My friends and I were punk kids, or something adjacent, and the winter season meant less time at school, more time to do whatever. Usually, we picked someone’s house and spent the days and nights there sneaking alcohol — or just openly drinking — and practically competing to see who could smoke more weed and cigarettes.
Now, for those of us who made it to the chapter titled, “Struggling-To-Be-A-Sober Adult,” the holiday stress beckons us again toward liquor and smoke.
As teenagers, we just didn’t care.
The original group — my best friends Mike and Jimi and myself — bounced around each others' houses showing each other music and raging around our rooms with bargain instruments. For years I never saw Jimi more than an arm’s reach from a guitar. I always wanted to be as good as he was.
Before long, however, we’d set down the strings in favor of silver-canned light beer stolen from Mike’s dad. We partied at Jimi’s when his dad was away, chatting about rock star dreams as the nights died down.
Eventually, someone took another step. I’m not sure who went first, but it didn’t matter in the end. We did most things together.
Jimi introduced me to cocaine. I remember walking out of his bathroom and introducing myself to everyone at the party a second time. I was 17.
On my 18th birthday, Mike showed me acid. We lied on the floor of my first apartment listening to Phil Collins while the ceiling crept and danced above us.
We came from broken homes.

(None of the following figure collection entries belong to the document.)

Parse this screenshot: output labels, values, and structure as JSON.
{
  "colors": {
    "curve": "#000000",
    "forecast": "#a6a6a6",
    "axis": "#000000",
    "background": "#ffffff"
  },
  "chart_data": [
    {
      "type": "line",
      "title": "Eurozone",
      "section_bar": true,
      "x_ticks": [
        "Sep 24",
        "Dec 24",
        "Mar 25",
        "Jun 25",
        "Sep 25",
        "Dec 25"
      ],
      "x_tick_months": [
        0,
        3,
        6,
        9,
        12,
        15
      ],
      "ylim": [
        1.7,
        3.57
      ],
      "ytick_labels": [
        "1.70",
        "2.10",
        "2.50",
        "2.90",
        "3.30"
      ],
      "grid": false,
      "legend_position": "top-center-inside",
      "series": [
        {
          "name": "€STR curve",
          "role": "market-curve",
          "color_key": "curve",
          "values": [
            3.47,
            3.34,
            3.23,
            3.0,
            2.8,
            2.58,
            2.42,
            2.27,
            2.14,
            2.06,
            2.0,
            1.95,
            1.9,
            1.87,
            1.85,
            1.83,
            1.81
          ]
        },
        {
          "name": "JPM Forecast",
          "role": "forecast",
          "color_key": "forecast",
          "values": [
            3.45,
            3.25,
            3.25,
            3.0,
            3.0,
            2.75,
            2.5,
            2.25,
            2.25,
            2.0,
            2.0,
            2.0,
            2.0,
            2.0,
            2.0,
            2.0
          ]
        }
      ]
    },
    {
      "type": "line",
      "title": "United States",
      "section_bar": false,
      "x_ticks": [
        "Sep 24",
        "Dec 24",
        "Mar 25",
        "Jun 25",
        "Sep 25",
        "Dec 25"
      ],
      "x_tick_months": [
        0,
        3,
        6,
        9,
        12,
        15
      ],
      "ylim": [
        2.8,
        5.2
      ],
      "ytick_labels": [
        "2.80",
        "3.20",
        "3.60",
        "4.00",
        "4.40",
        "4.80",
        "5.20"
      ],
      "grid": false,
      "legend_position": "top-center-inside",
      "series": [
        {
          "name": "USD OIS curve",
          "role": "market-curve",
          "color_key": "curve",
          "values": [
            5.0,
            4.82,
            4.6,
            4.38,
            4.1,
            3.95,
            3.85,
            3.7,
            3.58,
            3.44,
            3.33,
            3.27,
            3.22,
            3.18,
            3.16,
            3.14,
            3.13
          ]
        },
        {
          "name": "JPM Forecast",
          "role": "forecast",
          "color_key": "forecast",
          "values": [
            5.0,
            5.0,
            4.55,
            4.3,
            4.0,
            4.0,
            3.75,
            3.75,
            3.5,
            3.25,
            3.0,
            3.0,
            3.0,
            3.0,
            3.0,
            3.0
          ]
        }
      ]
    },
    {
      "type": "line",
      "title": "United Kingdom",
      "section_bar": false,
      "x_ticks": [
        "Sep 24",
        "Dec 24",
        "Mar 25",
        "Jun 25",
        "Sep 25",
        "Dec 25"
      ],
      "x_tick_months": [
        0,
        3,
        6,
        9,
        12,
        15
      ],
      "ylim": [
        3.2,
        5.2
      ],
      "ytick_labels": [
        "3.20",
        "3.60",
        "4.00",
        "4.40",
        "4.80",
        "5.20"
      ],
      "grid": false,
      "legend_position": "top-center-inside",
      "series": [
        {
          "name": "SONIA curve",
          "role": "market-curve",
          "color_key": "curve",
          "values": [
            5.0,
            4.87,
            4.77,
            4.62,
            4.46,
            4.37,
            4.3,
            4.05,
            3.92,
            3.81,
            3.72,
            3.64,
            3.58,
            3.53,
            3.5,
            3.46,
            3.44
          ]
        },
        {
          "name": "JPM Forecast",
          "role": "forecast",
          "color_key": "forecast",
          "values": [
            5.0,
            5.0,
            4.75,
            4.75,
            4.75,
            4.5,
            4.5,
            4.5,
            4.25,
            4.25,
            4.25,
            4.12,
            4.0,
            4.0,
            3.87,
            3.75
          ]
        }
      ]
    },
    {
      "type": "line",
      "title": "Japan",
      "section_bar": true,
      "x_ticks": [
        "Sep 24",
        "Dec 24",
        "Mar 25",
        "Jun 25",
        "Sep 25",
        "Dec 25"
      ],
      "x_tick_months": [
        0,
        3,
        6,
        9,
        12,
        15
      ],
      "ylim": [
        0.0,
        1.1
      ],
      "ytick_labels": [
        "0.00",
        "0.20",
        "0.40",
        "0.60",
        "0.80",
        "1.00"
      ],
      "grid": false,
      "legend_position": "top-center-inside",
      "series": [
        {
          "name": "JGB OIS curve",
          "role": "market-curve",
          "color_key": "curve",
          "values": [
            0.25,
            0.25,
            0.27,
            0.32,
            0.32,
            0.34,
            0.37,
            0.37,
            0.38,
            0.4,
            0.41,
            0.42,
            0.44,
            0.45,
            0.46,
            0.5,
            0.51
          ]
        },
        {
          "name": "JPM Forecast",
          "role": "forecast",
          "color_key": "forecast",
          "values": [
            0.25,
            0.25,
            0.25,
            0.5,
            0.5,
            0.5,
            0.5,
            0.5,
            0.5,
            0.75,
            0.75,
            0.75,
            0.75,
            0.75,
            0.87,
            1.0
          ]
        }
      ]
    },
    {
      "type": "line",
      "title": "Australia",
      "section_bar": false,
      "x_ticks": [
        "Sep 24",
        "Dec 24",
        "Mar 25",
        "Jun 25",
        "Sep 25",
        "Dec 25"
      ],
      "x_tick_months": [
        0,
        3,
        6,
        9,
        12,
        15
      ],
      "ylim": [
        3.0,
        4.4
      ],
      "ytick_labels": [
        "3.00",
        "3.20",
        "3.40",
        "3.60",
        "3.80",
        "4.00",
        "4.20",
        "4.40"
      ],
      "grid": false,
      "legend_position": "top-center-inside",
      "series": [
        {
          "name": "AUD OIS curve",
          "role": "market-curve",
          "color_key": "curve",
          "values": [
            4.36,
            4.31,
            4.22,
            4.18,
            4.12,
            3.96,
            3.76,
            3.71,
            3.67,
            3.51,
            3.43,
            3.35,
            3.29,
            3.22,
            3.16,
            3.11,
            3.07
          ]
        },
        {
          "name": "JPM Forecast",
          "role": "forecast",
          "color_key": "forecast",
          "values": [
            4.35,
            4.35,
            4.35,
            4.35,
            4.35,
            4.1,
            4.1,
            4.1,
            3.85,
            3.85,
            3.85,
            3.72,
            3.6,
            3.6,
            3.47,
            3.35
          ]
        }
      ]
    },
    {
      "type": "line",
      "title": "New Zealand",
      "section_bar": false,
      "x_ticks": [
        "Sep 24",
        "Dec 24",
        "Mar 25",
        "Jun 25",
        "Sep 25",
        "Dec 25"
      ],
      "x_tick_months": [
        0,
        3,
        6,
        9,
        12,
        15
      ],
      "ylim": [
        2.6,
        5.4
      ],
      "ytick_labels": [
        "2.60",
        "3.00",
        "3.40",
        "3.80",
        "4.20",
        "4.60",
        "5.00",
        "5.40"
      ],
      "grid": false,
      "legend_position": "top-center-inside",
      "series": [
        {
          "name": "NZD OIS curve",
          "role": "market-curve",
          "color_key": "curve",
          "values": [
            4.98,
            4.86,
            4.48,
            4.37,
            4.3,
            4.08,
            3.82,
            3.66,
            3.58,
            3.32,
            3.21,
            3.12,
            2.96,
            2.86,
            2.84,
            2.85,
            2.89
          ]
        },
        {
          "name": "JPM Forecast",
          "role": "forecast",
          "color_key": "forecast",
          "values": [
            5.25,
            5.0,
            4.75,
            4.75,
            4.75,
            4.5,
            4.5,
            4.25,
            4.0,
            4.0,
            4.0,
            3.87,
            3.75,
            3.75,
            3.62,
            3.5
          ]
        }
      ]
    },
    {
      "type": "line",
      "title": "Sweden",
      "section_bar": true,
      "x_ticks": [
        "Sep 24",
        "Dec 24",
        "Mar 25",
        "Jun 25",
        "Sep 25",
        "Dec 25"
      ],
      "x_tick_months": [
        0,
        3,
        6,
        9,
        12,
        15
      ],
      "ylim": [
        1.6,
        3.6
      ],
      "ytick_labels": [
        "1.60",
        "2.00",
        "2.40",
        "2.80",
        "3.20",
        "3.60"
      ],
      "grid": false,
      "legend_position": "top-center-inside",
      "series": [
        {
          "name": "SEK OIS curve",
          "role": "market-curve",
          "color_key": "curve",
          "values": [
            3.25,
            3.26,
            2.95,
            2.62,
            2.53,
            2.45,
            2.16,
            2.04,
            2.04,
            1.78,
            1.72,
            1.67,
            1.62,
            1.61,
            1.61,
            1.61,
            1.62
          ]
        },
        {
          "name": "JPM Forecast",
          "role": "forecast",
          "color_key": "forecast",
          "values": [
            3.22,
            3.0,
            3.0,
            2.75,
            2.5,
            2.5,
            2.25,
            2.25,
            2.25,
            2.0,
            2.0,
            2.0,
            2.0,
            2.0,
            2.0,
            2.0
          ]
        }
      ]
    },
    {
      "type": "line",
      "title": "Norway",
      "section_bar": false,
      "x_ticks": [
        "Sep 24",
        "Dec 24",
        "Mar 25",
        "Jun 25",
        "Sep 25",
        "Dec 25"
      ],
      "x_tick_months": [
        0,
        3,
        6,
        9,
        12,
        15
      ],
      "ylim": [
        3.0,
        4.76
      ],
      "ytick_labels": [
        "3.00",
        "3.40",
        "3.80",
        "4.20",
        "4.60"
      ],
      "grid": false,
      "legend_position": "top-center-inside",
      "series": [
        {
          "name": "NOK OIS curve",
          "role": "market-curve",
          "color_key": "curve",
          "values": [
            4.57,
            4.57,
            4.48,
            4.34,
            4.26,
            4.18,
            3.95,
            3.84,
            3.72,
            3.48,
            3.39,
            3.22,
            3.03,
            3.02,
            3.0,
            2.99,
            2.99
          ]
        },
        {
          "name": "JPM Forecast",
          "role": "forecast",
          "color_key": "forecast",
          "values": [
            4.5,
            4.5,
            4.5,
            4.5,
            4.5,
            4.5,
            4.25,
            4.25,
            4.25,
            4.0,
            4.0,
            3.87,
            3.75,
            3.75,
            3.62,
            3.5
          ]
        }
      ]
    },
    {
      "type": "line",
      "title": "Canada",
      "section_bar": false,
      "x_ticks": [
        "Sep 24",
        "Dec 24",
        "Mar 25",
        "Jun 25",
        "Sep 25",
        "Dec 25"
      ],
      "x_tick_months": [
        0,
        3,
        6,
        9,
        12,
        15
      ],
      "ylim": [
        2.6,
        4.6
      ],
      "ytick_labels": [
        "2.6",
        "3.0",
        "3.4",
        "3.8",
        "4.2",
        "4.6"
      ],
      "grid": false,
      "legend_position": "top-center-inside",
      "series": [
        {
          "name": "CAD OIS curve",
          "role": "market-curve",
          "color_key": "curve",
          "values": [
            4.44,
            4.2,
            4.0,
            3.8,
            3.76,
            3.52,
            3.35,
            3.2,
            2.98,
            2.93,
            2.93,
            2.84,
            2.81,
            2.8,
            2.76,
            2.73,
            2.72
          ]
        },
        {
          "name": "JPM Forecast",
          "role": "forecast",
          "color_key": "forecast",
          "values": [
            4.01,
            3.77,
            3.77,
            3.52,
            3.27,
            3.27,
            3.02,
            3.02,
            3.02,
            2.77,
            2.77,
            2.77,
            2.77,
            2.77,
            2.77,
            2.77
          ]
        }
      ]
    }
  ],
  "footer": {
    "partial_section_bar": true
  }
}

Single parents like my mom or Jimi’s dad had no idea what we were up to while they worked or slept. Mike’s parents divorced and didn’t seem to communicate much.
As we delved deeper into the pills, powders and pale ales, I wondered how long it’d take for an adult to say something. None of us wanted to get in trouble, but we didn’t do much to avoid it.
After high school, things turned grittier. Suddenly the responsibilities mounted. The drugs we snuck around felt less adventurous. We went from cool punk kids to deadbeat local adults.
I remember feeling truly worried watching Jimi pop painkillers on the couch at noon on a weekday. I wasn’t much better, treating myself to a blunt and a Xanax most nights to fall asleep.
Eventually, the thing that stopped us was ourselves.
I remember waking up from a nap just a few days after New Year’s Day in 2019 to a phone call. My gut sank to the earth’s core as Mike told me our immortality was a lie. Jimi was dead. He’d simply taken one too many pills the night before, went to bed and never woke up.
After that, change came. I knew my own self-destructive abuse put me on the same dark path. I had just begun classes at Lakeland Community College and decided the academic grindstone sounded better than death. I cut back to only smoking marijuana and drinking (although still a bit too much). A year later when I transferred to Kent State University, I took it further, cutting all substances entirely: no cigarettes, no booze, no weed.
I’d never felt so irritable, but eventually the roar quieted down — life hushed a bit as I gained the focus I needed to chase my dreams.
Mike took a different route. He’d dropped out of school in favor of a music career, something he thought he’d do alongside Jimi. After a period of soul searching and the trial and error of music production, he scored an indie film set to release in 2023, Daddy Loves You.
Not long after Mike landed his first real gig composing, I graduated with a higher GPA than I could’ve dreamed of in grade school and landed my first job, here at Cleveland Magazine.
Over the last few holiday seasons, I believe we’ve learned to waltz again, albeit trading drinking games with board games.Things feel somber around Jimi’s anniversary, we lost Mike’s dad to alcohol-related organ failure two Decembers ago — but we smile and comfort each other nonetheless. We congratulate ourselves on our accomplishments and dedicate them to our lost loved ones. We look ahead to the future with optimism, and now, the drinks are for cheering, not spiraling.